Since 1990, about 100 paralyzed patients have been given 4-AP in clinical trials, and about one-third of them have regained some function. Keith Hayes, a neuroscientist at the University of Western Ontario in London, Canada, who has been involved in the trials, says, "We have seen improvements in sensation and motor function, reduced spasticity and reduced pain, and improvement in bowel, bladder and sexual functions." MS researchers may come up with yet another useful therapy for spinal-cord injuries. At the Mayo Clinic in Rochester, Minnesota, Dr. Moses Rodriguez is testing the use of antibodies as catalysts for the making of myelin in MS patients. Antibodies with a low affinity for myelin-producing cells in the central nervous system may stimulate these cells to divide and develop. Thus, Rodriguez argues, paralysis patients may prompt their own bodies to produce the myelin their axons need.

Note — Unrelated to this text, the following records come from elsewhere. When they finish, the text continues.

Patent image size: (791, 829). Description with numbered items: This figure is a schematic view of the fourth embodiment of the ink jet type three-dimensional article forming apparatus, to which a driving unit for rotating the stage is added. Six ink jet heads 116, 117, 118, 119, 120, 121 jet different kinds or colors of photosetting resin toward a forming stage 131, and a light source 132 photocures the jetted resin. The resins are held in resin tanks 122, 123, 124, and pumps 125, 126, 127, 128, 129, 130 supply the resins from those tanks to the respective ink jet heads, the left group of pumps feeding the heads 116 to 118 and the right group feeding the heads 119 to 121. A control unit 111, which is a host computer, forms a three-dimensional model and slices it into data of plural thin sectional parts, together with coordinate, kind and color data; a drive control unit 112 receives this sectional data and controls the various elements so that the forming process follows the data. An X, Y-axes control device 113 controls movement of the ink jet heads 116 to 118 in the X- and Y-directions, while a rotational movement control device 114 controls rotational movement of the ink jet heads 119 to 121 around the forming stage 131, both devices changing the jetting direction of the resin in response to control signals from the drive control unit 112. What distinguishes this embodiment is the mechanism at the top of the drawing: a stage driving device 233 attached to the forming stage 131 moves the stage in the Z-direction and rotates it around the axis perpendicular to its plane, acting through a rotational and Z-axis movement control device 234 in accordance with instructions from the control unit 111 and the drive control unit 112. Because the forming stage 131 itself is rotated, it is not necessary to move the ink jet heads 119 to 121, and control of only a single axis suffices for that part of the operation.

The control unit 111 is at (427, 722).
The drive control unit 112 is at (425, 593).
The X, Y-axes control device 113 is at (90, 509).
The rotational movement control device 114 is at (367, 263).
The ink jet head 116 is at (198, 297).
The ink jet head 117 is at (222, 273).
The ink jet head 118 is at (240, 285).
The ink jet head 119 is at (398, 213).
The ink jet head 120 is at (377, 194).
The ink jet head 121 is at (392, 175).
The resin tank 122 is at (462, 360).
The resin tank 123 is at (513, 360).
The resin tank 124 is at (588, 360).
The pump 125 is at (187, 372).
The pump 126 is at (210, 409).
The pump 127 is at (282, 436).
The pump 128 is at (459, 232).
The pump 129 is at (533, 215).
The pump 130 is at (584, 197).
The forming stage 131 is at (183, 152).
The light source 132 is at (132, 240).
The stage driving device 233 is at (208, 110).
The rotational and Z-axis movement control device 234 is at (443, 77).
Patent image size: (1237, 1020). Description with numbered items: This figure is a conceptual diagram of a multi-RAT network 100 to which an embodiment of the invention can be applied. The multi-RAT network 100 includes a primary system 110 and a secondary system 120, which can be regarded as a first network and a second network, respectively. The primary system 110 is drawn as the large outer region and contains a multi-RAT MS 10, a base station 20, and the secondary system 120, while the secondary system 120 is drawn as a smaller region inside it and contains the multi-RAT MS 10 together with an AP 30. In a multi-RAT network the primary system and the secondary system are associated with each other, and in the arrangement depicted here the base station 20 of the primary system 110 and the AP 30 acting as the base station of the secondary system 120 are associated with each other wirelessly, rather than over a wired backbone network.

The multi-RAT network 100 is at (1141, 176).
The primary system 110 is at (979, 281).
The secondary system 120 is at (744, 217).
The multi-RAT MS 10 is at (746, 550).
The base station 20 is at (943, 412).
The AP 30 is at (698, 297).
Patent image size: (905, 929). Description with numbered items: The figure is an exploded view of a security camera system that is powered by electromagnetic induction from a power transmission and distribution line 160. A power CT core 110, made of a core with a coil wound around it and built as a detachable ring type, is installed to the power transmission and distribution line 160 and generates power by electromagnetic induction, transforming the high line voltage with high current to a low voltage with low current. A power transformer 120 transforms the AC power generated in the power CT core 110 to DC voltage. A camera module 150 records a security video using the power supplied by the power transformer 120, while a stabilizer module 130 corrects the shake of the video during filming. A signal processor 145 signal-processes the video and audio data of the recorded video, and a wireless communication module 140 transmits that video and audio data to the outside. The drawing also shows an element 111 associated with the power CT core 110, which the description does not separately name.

Of course, it is the third area of approach, the regeneration of cells, that gets researchers and patients most excited. Young remains both cautious and optimistic: "When you're tinkering with the growth of things in the central nervous system, you're playing with the very nature of the beast," he says. "It may take four to five years before a regenerative therapy goes to clinical trial."
Until the mid-1980s, researchers assumed that nerves in the central system were simply incapable of regrowth once they were damaged. A researcher at McGill University in Montreal, Alberto Aguayo, turned this assumption around by demonstrating that a nerve taken from an animal's leg and grafted onto the central nervous system allowed the nerve cells to grow along the transplanted nerve. Evidently there was nothing wrong with spinal-cord nerves, but something in the central nervous system was impeding their growth.
Since then, scientists have refocused their attention on nerve-growth factors, first identified in 1951 by Rita Levi-Montalcini of Washington University in St. Louis, who studied neural development in chick embryos. The ngf protein is present in the peripheral nervous system, but cells in the central system do not normally respond to it. Researchers are investigating ways to use ngf and proteins like it to encourage new axonal growth from the spinal cord. ngf injected into the spinal cords of rats revived connections from the spinal cord to the brain, but it remains uncertain whether more or less ngf is better for nerve growth.